Northrop Grumman’s distributed mission operations network expands across US Air Force training sites
Northrop Grumman Corporation has announced it has recently established the 100th US Air Force training site on the company’s Distributed Mission Operations Network (DMON), enabling Combat Air Force (CAF) crews around the world to securely connect with other sites in virtual training and exercises. More than a dozen additional Air Force sites are expected to become operational on the network later this year.
Northrop Grumman’s DMON connects dissimilar aircraft simulator platforms, allowing CAF crews to seamlessly interoperate and train together in a high-fidelity, realistic virtual environment. A handful of sites facilitate simulator manufacturer support, but the wide majority are located at Air Combat Command (ACC) bases and deliver next-generation training for aircraft including the F-35, F-22, F-16 and F-15 fighters, and B-1B and B-52 bombers.

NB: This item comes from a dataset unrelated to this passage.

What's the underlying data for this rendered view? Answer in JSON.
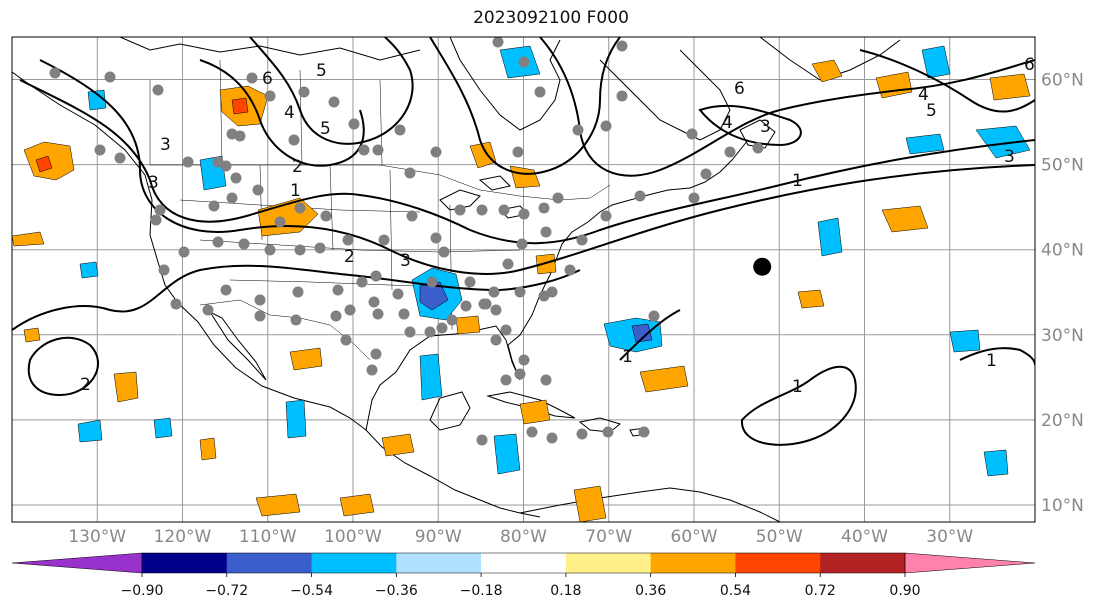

“We are pioneering integration of 5th and next-generation platforms into joint and common synthetic training environments, paving the way for creation of a digital twin of the battlespace and rehearsal for future Joint All-Domain Command and Control (JADC2) operations,” said Christine Harbison, vice president and general manager, combat systems and mission readiness, Northrop Grumman. “We continue to develop and provide open-architecture models and common standards, processes and tools for distributed mission operations (DMO) and the highest-fidelity live, virtual and constructive (LVC) training for aircrews and warfighters.”
The DMON enables affordable mission readiness, making more hours of training at reduced costs possible without expending live flight hours and taking aircraft out of service.
More than two decades of unparalleled LVC and Immersive Environment experience, including delivery of Air Force CAF and Mobility Air Force (MAF) training, give Northrop Grumman unique insight into development of future common synthetic training environments and systems.